Banyak yang Mengendap, Pemerintah akan Dorong Dana Swasta di Bank Supaya Tersalurkan ke Sektor Produktif
JAKARTA – Menteri Koordinator Bidang Perekonomian Airlangga Hartarto menyatakan pemerintah akan mendorong dana korporasi dan swasta yang masih mengendap di perbankan agar bisa keluar dan tersalurkan ke sektor produktif.
Menurut dia, upaya ini menjadi penting lantaran membantu pemerintah dalam mengakselerasi kegiatan ekonomi di dalam negeri.
“Pemerintah memperhatikan sektor swasta masih menyimpan dananya di perbankan dan ini perlu didorong (untuk keluar),” ujarnya usai menghadap Presiden di Istana Merdeka Jakarta, Senin, 30 Januari.
Menurut Airlangga, strategi itu bisa dilakukan mengingat selama ini pemerintah sudah memberikan keringanan berupa restrukturisasi kredit bagi pelaku usaha.
“Kami memonitor beberapa korporasi itu (sudah) melakukan pembayaran atau manajemen utang,” tuturnya.

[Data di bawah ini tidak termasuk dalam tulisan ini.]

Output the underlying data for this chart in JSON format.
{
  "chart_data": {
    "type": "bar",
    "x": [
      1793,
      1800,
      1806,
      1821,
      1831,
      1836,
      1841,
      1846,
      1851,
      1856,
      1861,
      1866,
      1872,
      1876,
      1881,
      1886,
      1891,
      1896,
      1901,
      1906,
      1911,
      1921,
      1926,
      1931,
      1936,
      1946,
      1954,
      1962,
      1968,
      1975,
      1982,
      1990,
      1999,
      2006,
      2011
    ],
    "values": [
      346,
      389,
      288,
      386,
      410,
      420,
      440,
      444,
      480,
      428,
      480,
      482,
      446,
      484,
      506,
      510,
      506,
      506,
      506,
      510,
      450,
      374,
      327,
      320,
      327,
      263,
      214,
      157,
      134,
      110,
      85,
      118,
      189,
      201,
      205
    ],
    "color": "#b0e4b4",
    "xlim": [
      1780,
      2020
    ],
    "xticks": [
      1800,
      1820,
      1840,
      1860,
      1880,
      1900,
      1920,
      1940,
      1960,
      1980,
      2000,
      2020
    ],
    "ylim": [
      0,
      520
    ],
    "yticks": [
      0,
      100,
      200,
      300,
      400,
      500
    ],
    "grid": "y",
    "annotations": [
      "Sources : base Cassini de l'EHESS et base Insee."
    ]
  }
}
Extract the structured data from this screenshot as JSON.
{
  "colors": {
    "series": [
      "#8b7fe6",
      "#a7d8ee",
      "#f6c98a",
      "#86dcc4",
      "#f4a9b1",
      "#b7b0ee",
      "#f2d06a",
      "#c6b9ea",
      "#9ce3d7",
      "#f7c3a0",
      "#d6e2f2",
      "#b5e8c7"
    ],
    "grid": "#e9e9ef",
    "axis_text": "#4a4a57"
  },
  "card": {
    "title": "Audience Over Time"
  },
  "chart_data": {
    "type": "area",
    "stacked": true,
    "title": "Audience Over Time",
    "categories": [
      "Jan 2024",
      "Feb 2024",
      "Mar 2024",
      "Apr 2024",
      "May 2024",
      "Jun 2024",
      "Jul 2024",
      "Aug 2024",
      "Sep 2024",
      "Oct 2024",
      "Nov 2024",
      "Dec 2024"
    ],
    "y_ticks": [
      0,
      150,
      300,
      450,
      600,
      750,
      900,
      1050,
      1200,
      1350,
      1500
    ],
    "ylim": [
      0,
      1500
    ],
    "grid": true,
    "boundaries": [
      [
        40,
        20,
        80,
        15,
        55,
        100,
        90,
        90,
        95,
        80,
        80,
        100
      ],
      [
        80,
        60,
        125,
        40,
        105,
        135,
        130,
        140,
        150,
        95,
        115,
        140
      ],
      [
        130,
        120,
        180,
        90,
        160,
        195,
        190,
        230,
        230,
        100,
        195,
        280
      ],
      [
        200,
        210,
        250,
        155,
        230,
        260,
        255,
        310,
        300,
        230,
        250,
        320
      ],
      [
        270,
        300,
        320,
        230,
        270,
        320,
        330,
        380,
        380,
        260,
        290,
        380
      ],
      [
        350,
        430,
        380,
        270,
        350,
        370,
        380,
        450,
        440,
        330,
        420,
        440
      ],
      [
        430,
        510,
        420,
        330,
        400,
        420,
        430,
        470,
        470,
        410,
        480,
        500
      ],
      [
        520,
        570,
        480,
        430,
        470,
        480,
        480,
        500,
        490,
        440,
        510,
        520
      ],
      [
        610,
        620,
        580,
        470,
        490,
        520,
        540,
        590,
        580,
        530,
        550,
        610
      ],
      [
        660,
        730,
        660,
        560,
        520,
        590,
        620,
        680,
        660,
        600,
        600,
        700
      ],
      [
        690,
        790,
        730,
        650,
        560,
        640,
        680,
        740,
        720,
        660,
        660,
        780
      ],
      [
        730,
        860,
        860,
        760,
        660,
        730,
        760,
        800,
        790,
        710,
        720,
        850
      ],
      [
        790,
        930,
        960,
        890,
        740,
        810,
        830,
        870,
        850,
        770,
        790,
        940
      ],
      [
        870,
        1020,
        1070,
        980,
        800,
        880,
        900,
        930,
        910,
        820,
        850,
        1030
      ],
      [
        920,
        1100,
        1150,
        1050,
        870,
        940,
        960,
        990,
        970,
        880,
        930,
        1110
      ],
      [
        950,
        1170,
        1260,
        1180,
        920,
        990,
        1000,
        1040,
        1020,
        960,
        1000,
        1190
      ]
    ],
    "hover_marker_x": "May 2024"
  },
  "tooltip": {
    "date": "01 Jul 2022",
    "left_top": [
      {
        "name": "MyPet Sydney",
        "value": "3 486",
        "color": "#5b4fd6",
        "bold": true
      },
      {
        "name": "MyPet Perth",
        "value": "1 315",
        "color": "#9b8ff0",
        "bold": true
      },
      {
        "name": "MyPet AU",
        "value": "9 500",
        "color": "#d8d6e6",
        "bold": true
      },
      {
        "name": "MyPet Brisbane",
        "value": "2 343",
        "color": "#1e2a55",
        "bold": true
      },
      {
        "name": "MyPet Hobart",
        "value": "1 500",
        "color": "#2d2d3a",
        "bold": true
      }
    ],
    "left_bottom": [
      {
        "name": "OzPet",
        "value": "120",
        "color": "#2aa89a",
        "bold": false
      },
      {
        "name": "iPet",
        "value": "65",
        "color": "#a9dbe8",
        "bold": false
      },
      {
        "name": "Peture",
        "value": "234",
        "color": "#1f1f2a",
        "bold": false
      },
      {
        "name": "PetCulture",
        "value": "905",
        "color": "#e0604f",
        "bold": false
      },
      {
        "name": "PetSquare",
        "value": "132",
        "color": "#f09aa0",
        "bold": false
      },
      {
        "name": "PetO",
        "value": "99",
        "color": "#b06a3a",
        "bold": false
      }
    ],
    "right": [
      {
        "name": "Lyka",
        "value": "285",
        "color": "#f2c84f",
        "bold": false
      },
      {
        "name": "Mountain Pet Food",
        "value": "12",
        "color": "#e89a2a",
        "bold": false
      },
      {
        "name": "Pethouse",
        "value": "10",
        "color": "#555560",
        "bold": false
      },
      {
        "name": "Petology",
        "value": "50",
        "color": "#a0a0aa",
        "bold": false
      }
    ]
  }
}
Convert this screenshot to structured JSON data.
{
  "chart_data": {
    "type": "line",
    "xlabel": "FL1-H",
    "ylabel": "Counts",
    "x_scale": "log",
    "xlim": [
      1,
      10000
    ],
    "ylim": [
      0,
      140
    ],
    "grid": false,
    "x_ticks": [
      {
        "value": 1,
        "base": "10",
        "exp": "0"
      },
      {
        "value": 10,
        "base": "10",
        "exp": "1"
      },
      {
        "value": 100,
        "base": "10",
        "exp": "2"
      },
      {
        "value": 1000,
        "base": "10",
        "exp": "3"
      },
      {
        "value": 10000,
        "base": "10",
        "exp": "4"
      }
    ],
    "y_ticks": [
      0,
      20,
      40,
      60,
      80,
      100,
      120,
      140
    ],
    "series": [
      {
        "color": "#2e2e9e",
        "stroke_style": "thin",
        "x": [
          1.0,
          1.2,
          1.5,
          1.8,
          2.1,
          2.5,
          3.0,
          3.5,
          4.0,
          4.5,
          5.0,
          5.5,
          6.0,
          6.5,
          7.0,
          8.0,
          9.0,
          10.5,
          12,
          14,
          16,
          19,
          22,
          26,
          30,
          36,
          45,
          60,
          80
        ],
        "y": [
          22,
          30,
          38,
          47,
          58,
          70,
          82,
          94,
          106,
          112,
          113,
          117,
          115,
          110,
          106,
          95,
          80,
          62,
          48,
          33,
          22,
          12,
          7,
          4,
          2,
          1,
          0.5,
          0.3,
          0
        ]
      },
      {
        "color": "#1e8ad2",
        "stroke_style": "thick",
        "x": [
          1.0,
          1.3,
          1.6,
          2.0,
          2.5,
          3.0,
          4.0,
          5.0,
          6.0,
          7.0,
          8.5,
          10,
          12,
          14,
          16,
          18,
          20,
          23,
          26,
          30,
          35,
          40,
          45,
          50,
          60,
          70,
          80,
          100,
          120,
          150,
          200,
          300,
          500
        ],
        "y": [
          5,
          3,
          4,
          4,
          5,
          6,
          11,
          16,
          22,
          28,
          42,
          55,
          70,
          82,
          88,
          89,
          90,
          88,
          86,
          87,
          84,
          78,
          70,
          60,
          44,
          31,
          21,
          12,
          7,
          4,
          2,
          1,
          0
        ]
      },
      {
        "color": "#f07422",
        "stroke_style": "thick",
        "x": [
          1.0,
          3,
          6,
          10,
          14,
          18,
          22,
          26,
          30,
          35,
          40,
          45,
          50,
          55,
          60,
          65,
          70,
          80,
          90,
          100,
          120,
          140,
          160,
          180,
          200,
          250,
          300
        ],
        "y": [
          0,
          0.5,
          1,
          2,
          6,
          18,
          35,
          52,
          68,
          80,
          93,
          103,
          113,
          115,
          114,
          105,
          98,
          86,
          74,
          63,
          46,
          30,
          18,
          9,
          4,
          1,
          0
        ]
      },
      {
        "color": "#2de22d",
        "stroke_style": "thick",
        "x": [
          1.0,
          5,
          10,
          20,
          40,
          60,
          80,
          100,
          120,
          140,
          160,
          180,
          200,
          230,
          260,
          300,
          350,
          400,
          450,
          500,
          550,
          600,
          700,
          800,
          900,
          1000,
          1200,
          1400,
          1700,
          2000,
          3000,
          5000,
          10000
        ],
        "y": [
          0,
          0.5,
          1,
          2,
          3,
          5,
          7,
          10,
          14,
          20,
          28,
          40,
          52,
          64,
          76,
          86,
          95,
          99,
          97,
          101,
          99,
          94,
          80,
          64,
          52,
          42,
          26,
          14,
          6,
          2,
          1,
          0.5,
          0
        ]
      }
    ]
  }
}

Airlangga sendiri ingin para pengusaha bisa melanjutkan ekspansi dan memperkuat struktur bisnis melalui belanja modal (capital expenditure/capex).
“Tentu kita berharap dengan manajemen utang yang lebih baik maka capex bisa didorong,” tegas dia.
Sebagai informasi, dalam kurun tiga tahun terakhir terjadi lonjakan simpanan dana pihak ketiga (DPK) di perbankan akibat lesunya kegiatan ekonomi saat masa pandemi.
Masyarakat memilih untuk mengendapkan uangnya di lembaga jasa keuangan ketika optimisme konsumsi menurun. Pun demikian dengan dunia usaha yang memutuskan untuk memarkir dananya di bank seiring dengan terhentinya ekspansi usaha.
Alhasil DPK tumbuh hingga dua digit dengan kredit yang hanya mampu melaju di kisaran satu digit.
Kondisi ini jelas memperberat kerja perbankan karena harus membayar biaya dana (bunga) atas simpanan yang ngendon tersebut.
Terlebih, suku bunga acuan Bank Indonesia (BI) sekarang sudah naik 225 basis points (bps) dalam enam bulan menjadi 5,75 persen setelah sebelumnya berada di level terendah sepanjang sejarah 3,50 persen.
Baca juga:
Kini situasi mulai berangsur membaik dengan pertumbuhan kredit dua digit dan DPK single digit walaupun masih dalam range yang cukup dekat.
Data Otoritas Jasa Keuangan (OJK) menyebutkan, hingga November 2022 kredit tumbuh 11,1 persen year on year (yoy) menjadi senilai Rp6.347,5 triliun.
Sementara DPK naik 8,7 persen menjadi Rp7.974 triliun.